В. Г. По-моему, да. Хотя психология поколений меняется. Я сейчас преподавал в японской школе. В 1994 году я преподавал в школе при театре "Кё". Ее закончили молодой человек и девушка, которые приехали затем учиться к нам, он закончил у Ю. Красовского, она — у Г. Тростянецкого. И они открыли свою школу — «Кай». И пригласили меня заниматься тем же, чем я когда-то занимался с ними. Японцы остались такими же лучшими в мире учениками. Но если в 1994 году я говорил, что у кого-то что-то неправильно, то, независимо от пола и возраста (а там могут учиться люди от 19 до 67 лет), человек шел в угол и горько плакал оттого, что сэнсэй сказал ему что-то неприятное. Рыдания стояли ой-ой-ой! Спустя десять лет мне не удалось вызвать слезинки ни у кого. Я уже начинал более напористо, внятно говорить, что неправильно. В ответ работают, стараются исправить положение, улучшают показатели, но не плачут. Перестали. Другое поколение.

М. Д. Работать с другим языком, имеющим иное дыхание, — это нечто принципиально другое?

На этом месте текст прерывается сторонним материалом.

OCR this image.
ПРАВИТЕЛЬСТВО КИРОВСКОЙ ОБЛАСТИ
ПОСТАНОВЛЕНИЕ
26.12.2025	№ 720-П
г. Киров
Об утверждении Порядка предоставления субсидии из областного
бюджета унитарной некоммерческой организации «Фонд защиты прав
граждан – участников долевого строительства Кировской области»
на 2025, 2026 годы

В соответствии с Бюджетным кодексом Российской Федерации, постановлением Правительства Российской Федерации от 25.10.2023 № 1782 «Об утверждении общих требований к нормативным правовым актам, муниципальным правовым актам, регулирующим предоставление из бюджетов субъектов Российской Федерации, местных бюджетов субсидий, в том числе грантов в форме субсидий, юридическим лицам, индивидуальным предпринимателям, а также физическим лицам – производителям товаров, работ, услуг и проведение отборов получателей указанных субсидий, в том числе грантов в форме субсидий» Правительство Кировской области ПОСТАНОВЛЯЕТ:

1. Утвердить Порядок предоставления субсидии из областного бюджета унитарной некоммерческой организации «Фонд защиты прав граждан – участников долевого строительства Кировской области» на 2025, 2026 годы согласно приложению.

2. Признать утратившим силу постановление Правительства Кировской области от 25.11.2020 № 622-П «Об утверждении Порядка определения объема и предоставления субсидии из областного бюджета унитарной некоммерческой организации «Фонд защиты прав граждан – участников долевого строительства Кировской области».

В. Г. Нет, я делаю то же самое. Закон тот же. Есть фонетические нюансы, но с точки зрения энергетики, ритмического импульса, архитектоники, действенной структуры реплики — все то же. Японский язык из всех юго-восточно-азиатских языков представляет собой загадочное исключение. Японцы говорят, что у них нет ударений, а на самом деле есть, в отличие от китайцев и вьетнамцев. И там же, в Японии, произошел замечательный случай — насчет языков и переводов. В Японии мои уроки переводил наш бывший студент Ёйти Нисимура. Он знает русский более или менее. Но я еще читал лекции, и их переводила переводчица, которая знает русский язык просто прекрасно. Она перевела первую лекцию, а потом стала ходить на занятия, отсиживала от звонка до звонка, помогала Ёйти переводить, когда он уставал. И вот кончается первое занятие, она обращается к Ёйти Нисимура, который ее коллега, и говорит: «Спасибо за добро, которое вы мне сегодня сделалииииииии…», Ёйти отвечает ей: «Спасибо за добро, которое вы мне сегодня сдеееееееееееелали…» — после этого она поворачивается ко мне и говорит: «Ну, я пошла». Это не означает, что она не была благодарна мне за добро, которое я ей сделал, но она, владея обоими языками, прекрасно понимала, чем заканчивается общение у японцев и чем — у нас. Это одна из педагогических проблем. Если нет этого «Спасибо за добро, которое вы нам сделали», а только: «Ну, мы пошли!» — ничего не получится, никто ничему не научится. Конечно, у нас никто такого не говорит, может быть, говорят один раз в Новый год, но человек должен хотя бы чувствовать это.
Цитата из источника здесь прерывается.